This guidance is for GPs who have seen a child with new or troubling motor tics.  A motor tic is defined as ‘fast, repetitive muscle movements that result in sudden and difficult to control body jolts or sounds’.  They are very common in children from the age of 5 years and above and it is estimated that 20% of children experience motor tics at some point. The majority of these subside without the need for any intervention. Tics of less than a year duration are termed ‘transient tic disorder’.

Vocal tics may also occur and are frequently termed ‘Tourettes’ syndrome.

History taking:

  • Duration of symptoms (over a year is termed a ‘persistent tic disorder’)
  • Parents may have videos of the abnormal movements.
  • Features of seizures including urinary incontinence, loss of consciousness, tongue biting, post ictal phase, so important to ask, in order to help exclude seizures.
  • Any triggers to include specific stressors.
  • Onset of symptoms – abrupt or gradual?
  • Any co morbid conditions – children with persistent tics may also have co morbidity with anxiety, OCD or ADHD.  Have there been concerns raised from other adults eg: school?
  • Are there any unwanted effects of persistent tics eg: muscle pain and need for analgesia?

Examination:

Should include a neurological examination, which should be normal in a motor tic disorder.

Evidence of deliberate self harm should be sought (?evidence of cutting).

There are very few ‘Red Flags’ for a motor tic.

  • Evidence of deliberate self harm or suicidal ideation needs urgent CAMHS assessment.
  • Abnormal neurological examination – may need urgent paediatric review. We are happy to discuss the urgency of review via the Consultant held telephone Mon-Fri 9-5, via switchboard (0208 546 7711).

In most children and young people, motor tics subside on their own without medical intervention.  It is important that parents are reassured, that tics are common and the majority of tics subside without the need for referral or therapy.  In persistent tics lasting > 1 year, families may need help managing the tics and any associated co morbidities. 

These are not generally managed by General Paediatrics, unless there is a very abrupt (overnight) onset, or any abnormal neurological findings.

In the absence of any ‘Red Flags’, families should be given reassurance that most motor tics resolve, and advice for avenues of support.  Reducing any stressors, and advocating techniques to help relieve stress are key.  These may involve yoga, mindfulness and relaxation techniques.  The Tourettes Action website is listed under ‘Supporting Information’ and has helpful suggestions for parents.

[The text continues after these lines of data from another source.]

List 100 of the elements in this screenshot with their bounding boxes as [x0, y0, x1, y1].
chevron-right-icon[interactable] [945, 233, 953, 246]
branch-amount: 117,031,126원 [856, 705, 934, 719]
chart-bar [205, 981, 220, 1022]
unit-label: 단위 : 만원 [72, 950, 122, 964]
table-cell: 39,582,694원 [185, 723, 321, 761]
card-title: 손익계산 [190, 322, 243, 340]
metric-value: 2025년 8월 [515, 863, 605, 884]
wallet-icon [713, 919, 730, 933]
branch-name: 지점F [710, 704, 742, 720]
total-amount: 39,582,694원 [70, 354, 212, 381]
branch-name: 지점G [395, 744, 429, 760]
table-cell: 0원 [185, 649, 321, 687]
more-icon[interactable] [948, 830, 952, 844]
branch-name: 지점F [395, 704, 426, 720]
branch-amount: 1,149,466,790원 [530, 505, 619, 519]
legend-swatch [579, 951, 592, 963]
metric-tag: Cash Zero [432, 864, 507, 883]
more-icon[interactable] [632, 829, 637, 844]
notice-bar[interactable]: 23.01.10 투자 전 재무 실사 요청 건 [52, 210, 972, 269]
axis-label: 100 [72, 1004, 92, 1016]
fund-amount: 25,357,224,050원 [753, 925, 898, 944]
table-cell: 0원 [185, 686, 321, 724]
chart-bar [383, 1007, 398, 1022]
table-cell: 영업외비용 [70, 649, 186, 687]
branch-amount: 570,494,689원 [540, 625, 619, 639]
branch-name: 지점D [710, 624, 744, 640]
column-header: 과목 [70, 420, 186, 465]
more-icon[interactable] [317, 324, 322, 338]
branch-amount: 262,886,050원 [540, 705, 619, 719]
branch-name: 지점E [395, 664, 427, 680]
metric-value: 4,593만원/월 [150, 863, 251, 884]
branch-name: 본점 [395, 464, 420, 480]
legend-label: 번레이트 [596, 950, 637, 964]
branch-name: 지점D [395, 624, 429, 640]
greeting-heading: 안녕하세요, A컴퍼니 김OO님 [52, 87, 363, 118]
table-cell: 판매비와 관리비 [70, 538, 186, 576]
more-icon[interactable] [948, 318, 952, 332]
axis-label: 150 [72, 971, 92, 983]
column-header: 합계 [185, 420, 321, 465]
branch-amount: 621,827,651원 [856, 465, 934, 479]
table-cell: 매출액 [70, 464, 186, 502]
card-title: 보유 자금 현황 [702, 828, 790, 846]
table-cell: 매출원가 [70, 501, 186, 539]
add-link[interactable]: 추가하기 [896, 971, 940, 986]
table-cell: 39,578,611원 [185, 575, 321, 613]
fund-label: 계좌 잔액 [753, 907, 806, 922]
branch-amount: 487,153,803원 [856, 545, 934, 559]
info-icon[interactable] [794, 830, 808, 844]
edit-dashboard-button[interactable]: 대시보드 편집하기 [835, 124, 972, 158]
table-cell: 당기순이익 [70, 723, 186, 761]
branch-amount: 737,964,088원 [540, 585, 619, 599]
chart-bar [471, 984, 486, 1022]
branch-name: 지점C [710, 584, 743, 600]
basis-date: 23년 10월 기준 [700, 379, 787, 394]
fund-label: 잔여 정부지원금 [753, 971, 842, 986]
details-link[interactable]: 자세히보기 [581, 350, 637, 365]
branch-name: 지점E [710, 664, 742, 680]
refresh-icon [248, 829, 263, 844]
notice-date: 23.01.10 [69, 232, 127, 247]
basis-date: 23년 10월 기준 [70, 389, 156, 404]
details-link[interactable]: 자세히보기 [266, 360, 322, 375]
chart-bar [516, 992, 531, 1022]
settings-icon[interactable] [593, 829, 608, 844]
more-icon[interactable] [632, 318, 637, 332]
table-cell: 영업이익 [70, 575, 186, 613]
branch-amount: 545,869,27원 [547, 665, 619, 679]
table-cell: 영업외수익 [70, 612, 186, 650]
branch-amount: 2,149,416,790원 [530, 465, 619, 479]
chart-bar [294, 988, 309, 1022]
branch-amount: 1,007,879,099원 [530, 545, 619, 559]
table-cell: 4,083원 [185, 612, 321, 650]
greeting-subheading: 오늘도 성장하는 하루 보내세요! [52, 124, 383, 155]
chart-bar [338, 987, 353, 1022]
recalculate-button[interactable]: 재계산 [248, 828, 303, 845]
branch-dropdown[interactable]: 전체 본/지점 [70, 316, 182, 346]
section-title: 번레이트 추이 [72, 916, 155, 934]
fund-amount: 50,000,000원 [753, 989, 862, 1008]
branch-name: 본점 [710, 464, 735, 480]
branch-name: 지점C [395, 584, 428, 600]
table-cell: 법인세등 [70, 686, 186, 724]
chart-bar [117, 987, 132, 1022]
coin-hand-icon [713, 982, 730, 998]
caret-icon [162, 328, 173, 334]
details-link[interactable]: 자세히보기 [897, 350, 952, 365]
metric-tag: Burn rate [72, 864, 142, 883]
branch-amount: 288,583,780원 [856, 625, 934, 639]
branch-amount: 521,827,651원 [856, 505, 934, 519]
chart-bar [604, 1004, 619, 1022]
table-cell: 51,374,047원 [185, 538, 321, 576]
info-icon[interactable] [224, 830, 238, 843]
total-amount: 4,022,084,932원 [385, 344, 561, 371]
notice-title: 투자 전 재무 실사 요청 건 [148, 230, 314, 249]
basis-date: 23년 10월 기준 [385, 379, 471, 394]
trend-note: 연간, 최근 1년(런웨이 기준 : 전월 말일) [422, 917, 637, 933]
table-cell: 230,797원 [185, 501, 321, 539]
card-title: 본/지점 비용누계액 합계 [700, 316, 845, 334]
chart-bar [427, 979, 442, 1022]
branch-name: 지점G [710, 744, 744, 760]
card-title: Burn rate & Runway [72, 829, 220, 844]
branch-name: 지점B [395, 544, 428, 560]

Persistent tics can be referred according to the child’s home postcode to:

  1. Lisa Davies, CAMHS Consultant at Woodroffe House in Tolworth for Children with a Kingston postcode.  They have a psychologist trained in the CBiT for persistent and troubling tics who can provide therapy as needed.
  2. For other children, Dr Helen Simmons, Consultant Neurologist at St Georges Hospital has an interest in tics, for children outside the Kingston area.  She does not accept referrals directly from Primary Care, so would need a general paediatrics referral first (via ERS) and we can consider onwards referral, if considered appropriate. 
  3. For young people aged 16 years and over, there is a specific tic clinic at St Georges Hospital who can provide assessment and support for young people with persistent tics.

Details here: Tourette Syndrome – St George’s University Hospitals NHS Foundation Trust (stgeorges.nhs.uk)

If you are unsure which is the best route, we are happy to discuss via Advice & Guidance on ERS or the non urgent Consultant held advice line (via switchboard, Mon-Fri 9-5).

Parents may find the Tourettes Action website helpful, but it is important to emphasise that Tourettes specifically refers to vocal tics.  However, the strategies they suggest may also be helpful in managing motor tics.